Would any of you consider donating a kidney? Any advice or thoughts?
BTW H will not donate, and he doesn't think I should either.
Moved my answer here:
This might deserve its own thread. Does she have any kids? In my mind that matters. If she does then I absolutely would get tested.
I need to put this somewhere. My SIL (H's sister) needs a kidney. Background: we used to be close, we had a disagreement and now we get along ok, but nothing like we used to be. I always told her when the time came that she needed another kidney (she's already had one transplant) I would be tested to see if I could donate. We have the same blood type, that's all I know at this point.
Would any of you consider donating a kidney? Any advice or thoughts?
BTW H will not donate, and he doesn't think I should either.
Moved my answer here:
This might deserve its own thread. Does she have any kids? In my mind that matters. If she does then I absolutely would get tested.
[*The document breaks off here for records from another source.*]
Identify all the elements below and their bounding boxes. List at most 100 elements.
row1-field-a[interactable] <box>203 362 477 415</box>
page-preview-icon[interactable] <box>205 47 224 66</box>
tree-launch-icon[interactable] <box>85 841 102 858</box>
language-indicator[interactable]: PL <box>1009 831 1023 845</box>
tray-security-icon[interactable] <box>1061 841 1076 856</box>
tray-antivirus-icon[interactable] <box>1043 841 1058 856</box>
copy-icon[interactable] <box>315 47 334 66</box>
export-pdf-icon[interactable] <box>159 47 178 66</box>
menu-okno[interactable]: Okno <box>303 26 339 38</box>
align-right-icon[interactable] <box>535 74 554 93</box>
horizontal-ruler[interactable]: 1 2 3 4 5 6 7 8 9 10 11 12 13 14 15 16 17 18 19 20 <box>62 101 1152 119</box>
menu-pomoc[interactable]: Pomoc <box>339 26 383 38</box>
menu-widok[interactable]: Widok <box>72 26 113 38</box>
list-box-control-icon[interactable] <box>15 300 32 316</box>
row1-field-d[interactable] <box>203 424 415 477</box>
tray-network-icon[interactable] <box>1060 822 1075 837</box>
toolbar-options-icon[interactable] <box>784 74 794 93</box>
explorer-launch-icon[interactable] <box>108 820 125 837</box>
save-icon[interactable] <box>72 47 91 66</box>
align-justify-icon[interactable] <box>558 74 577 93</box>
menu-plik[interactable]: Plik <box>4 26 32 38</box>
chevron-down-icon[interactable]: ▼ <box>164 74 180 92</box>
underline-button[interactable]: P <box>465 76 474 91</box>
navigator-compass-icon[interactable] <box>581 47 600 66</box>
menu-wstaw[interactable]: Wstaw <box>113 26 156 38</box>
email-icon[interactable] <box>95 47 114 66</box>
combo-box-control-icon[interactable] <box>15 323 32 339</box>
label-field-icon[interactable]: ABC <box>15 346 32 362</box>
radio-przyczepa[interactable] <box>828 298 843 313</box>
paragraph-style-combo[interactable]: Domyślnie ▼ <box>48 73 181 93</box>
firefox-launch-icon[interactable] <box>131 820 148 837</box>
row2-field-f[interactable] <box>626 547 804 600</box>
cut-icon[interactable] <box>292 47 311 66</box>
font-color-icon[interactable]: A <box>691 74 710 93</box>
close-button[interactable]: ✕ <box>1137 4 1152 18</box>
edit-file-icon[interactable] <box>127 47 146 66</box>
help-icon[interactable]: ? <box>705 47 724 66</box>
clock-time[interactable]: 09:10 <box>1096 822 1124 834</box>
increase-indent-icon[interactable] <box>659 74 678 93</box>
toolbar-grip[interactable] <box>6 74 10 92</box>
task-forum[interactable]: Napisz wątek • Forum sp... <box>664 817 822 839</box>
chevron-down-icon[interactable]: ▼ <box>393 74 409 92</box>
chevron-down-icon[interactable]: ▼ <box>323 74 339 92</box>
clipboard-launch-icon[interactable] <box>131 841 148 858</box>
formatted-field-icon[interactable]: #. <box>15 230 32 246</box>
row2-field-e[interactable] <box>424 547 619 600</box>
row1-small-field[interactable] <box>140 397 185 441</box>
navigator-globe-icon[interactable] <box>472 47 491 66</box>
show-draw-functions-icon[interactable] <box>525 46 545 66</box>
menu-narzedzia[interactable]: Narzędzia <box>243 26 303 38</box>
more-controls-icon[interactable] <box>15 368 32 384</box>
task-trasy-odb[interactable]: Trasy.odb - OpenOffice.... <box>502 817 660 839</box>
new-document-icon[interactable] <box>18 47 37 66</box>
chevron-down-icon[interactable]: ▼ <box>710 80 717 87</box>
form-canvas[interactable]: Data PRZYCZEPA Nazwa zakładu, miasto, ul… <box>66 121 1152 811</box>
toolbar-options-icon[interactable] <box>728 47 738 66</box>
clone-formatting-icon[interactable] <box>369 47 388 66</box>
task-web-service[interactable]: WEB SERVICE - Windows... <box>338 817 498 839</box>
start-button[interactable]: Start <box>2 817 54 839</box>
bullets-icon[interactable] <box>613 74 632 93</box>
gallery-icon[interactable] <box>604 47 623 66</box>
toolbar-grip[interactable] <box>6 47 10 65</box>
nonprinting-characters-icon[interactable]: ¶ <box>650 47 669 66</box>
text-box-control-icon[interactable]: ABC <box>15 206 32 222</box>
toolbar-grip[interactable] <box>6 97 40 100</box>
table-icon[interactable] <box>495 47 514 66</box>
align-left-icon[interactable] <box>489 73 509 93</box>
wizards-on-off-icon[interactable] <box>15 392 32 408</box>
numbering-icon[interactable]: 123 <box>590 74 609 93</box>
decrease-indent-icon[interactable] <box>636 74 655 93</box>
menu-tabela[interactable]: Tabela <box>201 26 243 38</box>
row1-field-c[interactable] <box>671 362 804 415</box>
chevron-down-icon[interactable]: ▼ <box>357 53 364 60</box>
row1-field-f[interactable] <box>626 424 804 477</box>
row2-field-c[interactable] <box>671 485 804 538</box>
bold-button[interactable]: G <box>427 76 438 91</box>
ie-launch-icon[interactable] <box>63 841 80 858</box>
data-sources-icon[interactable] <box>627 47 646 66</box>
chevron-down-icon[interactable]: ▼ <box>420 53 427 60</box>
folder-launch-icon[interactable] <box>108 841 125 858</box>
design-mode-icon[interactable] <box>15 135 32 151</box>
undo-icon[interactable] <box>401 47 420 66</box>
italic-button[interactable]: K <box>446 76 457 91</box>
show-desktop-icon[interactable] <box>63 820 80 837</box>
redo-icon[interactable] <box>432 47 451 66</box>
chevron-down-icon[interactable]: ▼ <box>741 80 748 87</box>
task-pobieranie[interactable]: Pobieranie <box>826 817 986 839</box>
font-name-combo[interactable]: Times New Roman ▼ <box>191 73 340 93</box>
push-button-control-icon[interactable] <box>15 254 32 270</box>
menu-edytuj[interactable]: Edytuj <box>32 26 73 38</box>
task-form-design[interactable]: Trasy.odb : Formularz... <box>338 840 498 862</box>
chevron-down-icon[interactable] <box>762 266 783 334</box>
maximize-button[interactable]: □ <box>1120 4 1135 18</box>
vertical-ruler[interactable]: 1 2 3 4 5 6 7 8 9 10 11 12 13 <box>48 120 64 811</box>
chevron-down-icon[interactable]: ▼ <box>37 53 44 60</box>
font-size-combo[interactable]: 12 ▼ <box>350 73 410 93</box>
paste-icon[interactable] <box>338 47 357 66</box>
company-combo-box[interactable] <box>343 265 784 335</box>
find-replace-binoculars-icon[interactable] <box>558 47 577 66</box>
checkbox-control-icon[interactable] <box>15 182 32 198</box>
She has one child, we were pregnant at the same time (with our now 3 year olds). Her pregnancy is probably a big contributor to why she needs a new kidney, it was really hard on it.
That's tough veggiemo ! It's a serious recovery time and extensive testing to even find out if you are a match. My mom's bff donated a kidney to one of their friends and she's still healing and the surgery was in September. I can't even imagine the recovery time and having little ones.
Oh wow, that's a long time. I wondered about that, recovery and caring for kids and how much work I would have to miss, etc.
This might deserve its own thread. Does she have any kids? In my mind that matters. If she does then I absolutely would get tested.
She has one child, we were pregnant at the same time (with our now 3 year olds). Her pregnancy is probably a big contributor to why she needs a new kidney, it was really hard on it.
If you gave her a kidney would she need another one again later?
DD (2.5) is sick and resting peacefully on the couch. I have to return these library books that are already overdue. Sooooo tempted to leave her there while I run out, I mean its literally 1 mile down the road. I wont but so tempting
Post by mrsdee1982 on Jan 20, 2016 13:56:35 GMT -5
I know nothing about this, but what I have heard is that the recovery time for the Donor is far longer/harder than the recovery time for the Receiver.
That being said, if it were my husband, child, sibling or parent, I would donate if I could. My In-Laws…I don't know. I'd have to think a little harder about that.